(Reuters) - The family of Swedish DJ Avicii, who was found dead last week in Oman at the age of 28, said on Thursday that he struggled with life and “could not go on any longer.”
In their first comment on his death, the cause of which has not been disclosed, the family said in a statement: “He really struggled with thoughts about Meaning, Life, Happiness. He could not go on any longer. He wanted to find peace.”
The statement appeared to suggest that the electronic dance musician and producer took his own life. His U.S. publicist, Diana Baron, declined to comment further.
Avicii, whose real name was Tim Bergling, was one of the biggest stars of electronic dance music (EDM). He was found dead in Muscat, Oman, last Friday but no cause of death was released.
Avicii, known for international hits such as “Wake Me Up” and “Hey Brother,” announced in 2016 that he was retiring from touring, citing the demands of the lifestyle.

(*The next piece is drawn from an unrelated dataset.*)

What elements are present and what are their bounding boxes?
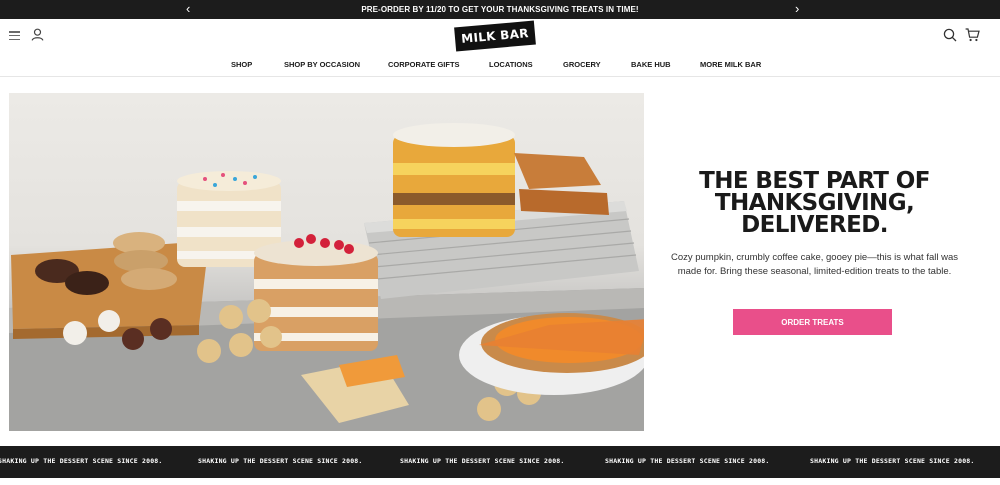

“Our beloved Tim was a seeker, a fragile artistic soul searching for answers to existential questions. An over-achieving perfectionist who travelled and worked hard at a pace that led to extreme stress,” the family’s statement said on Thursday.
“When he stopped touring, he wanted to find a balance in life to be happy and be able to do what he loved most – music,” it added.
Avicii’s death shocked the music world, particularly in Europe.
Church bells played one of Avicii’s biggest hits in the Swedish capital Stockholm on Tuesday.